In a right-angled triangle, the height is drawn from a right angle to the hypotenuse, find the radius of the inscribed circle
In a right-angled triangle, the height is drawn from a right angle to the hypotenuse, find the radius of the inscribed circle, if the hypotenuse is divided into 2 segments, one of which is 14.4, and the larger one is 25.6. Find the radius of the inscribed circle.
The height CH divides the triangle ABC into two right-angled triangles, ACH and BCH.
Let us prove the similarity of triangles ACH and BCH.
Let the angle CAH = X0, then the angle ACH = (90 – X) 0. Angle АСВ = 90, then angle ВСН = (90 – (90 – X)) = X0.

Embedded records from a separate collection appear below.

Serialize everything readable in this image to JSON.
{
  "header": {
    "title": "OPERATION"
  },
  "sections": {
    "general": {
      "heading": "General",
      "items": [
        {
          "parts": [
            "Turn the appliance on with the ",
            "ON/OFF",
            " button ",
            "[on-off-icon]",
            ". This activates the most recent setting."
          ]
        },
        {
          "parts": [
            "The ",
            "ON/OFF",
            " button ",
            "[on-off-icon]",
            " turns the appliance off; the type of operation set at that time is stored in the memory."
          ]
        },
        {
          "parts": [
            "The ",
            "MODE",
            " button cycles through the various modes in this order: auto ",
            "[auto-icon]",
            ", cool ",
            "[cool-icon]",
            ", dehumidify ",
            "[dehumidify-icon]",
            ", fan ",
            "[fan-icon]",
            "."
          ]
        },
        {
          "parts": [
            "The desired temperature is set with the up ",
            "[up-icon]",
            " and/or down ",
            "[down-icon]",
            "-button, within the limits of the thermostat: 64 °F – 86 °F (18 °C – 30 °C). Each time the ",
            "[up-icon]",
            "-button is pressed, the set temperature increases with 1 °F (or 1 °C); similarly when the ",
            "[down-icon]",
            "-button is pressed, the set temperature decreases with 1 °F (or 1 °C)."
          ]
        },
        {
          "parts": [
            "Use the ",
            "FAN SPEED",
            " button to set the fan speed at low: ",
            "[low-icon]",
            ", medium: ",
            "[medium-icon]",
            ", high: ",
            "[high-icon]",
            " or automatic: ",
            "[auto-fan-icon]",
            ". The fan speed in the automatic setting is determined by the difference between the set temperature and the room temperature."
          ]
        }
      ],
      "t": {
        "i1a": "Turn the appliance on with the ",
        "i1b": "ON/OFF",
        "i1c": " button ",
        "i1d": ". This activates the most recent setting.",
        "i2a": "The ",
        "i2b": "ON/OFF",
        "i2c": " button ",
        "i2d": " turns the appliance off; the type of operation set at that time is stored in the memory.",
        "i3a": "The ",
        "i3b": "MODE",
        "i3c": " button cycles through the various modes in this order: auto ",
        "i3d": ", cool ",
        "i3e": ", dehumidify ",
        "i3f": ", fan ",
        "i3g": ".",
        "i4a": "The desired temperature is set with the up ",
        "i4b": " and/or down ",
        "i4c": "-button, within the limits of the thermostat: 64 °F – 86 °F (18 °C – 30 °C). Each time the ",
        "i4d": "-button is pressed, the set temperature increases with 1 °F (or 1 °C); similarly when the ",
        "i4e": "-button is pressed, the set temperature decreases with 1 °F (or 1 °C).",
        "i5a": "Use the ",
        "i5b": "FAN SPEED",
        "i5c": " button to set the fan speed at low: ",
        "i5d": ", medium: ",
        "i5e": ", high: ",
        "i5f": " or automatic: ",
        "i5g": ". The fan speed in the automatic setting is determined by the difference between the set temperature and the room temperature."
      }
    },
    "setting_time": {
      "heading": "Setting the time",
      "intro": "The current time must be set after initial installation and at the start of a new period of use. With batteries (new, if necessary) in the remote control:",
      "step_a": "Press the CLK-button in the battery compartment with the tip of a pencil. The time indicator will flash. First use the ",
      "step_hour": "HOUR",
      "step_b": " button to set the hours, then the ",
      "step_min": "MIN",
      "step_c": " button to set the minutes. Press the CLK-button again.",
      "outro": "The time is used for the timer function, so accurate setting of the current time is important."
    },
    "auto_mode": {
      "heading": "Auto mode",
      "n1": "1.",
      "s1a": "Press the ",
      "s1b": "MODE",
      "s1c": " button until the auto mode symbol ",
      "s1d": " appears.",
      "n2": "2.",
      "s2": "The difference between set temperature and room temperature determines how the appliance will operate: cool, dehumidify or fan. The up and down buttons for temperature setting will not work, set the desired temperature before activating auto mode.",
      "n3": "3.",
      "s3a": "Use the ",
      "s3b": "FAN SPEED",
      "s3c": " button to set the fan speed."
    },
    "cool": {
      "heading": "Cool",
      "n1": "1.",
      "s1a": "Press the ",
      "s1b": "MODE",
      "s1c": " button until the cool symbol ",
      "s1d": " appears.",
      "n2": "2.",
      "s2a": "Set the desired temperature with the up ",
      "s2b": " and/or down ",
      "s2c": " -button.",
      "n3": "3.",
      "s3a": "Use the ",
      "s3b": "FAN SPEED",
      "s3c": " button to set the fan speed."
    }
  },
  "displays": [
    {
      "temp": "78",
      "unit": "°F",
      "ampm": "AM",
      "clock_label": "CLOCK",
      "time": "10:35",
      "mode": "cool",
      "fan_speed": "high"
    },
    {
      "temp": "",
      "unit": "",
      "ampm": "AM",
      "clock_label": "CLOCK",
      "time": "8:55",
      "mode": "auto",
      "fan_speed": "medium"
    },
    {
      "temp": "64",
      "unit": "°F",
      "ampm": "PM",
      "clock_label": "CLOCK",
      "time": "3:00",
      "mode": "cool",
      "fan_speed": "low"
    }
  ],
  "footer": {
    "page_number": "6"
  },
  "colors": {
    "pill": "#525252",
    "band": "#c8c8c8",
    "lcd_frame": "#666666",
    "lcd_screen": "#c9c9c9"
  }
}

Then the right-angled triangle ACH is similar to the right-angled triangle BCH in the stroma angle.
In such triangles, the ratio of similar sides is equal, then: AH / CH = CH / BH.
CH ^ 2 = AH * BH = 25.6 * 14.4 = 368.64.
CH = 19.2 cm.
By the Pythagorean theorem, we define the legs of the triangle ABC.
AC ^ 2 = AH ^ 2 + CH ^ 2 = 655.36 + 368.64 = 1024.
AC = 32 cm.
BC ^ 2 = BH ^ 2 + CH ^ 2 = 207.36 + 368.64 = 576.
BC = 24 cm.
Determine the radius of the inscribed circle.
R = (AC + BC – AB) / 2 = (32 + 24 – 40) / 2 = 8 cm.
Answer: The radius of the inscribed circle is 8 cm.